In Activity 3, you saw that it is possible to model a growth process in creating a Voronoi diagram, by using concentric circles and their intersections. In this activity, consider the territories created by male mouthbreeder fish (Tilapa mossambica) during the breeding season. On the sandy bottom, these fish "stake out" a spot for a breeding pit, then excavate the pit by spitting sand away from the center toward the pit centers of their neighbors, creating sand walls or "parapets" between the pits. Naturally the smaller the fish, the smaller his pit will be. (What does the box represent in this problem?)

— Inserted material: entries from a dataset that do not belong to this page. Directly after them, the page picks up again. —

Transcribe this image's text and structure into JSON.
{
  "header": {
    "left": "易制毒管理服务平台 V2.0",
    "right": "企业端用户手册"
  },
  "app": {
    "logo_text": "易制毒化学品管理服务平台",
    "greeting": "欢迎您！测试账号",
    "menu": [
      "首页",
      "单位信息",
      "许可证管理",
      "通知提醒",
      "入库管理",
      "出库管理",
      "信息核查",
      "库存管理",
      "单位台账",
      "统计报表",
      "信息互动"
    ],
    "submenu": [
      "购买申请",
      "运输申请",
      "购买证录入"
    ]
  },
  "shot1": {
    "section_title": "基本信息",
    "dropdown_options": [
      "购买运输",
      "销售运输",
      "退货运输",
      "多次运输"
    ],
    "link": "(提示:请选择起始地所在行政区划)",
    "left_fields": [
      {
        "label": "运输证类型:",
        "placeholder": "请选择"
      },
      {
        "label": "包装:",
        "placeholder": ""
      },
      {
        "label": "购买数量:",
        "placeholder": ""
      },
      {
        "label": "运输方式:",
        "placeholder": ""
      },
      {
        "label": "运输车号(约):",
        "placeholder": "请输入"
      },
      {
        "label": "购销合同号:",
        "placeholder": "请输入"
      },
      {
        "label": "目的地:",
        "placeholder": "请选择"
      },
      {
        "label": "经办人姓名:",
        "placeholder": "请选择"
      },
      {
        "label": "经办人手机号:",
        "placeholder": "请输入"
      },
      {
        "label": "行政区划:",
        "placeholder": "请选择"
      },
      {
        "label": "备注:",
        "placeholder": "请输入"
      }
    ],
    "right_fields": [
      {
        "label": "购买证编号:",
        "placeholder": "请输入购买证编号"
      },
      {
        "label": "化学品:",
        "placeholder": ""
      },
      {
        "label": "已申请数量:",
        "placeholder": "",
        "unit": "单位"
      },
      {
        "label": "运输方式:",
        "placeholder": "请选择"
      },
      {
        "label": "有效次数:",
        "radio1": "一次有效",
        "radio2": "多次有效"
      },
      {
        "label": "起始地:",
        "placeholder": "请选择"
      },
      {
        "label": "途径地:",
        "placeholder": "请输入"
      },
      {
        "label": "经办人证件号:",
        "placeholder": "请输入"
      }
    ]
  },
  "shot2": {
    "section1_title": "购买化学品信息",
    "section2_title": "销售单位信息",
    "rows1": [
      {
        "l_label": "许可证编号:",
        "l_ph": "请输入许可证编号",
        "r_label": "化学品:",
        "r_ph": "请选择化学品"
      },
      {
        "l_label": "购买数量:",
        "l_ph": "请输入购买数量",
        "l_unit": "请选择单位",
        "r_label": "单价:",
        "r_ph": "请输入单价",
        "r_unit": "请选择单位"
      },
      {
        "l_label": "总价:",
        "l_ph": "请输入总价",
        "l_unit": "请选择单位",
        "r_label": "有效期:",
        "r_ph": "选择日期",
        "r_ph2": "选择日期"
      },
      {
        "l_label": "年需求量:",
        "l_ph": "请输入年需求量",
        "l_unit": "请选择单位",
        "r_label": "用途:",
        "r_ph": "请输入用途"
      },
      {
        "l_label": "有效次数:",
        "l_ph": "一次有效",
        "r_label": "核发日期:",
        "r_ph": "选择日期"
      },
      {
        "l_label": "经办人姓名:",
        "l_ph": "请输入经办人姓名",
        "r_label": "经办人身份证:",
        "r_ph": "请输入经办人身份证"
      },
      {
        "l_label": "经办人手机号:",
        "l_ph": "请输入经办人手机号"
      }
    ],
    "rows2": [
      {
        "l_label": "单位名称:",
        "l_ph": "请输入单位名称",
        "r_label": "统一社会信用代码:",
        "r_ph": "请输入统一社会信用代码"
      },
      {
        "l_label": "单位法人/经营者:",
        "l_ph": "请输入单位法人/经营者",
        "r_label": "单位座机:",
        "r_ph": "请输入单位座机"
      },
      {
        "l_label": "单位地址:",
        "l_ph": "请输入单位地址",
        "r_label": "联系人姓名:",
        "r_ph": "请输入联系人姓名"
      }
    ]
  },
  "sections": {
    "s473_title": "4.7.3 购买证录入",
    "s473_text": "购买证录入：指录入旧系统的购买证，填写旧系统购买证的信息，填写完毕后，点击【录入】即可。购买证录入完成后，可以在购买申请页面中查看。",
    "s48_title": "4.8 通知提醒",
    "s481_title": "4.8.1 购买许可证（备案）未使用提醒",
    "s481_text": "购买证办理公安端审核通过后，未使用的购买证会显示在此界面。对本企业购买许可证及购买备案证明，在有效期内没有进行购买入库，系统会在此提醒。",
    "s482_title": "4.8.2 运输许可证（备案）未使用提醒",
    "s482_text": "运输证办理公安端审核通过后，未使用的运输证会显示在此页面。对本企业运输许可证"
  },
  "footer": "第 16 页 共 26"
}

In this activity, there are two sizes of fish, marked S(mall) and L(arge). On this scale representation of the sandy bottom, use the same process as for Activity 3 except that in this case, a small fish spits sand 0.5 inch per time period, while a large one spits it 1.0 inch. When you are finished finding the location of the parapets, you'll have the locations and sizes of the breeding pits for all the fish!
Caution: in this activity, it is not enough to find the intersection of just one pair of
circles, because the boundary between these pits is not the same as in the previous activities.
Suggestion: construct tiie circles in pairs, one from each site, increasing the radius after completing
each pair. When the pairs of circles intersect, carefully mark the point(s) of intersection before drawing
the next pair.
Writing assignment: Describe the shape of the boundary between these two breeding pits, and as much of the properties of this boundary as you can.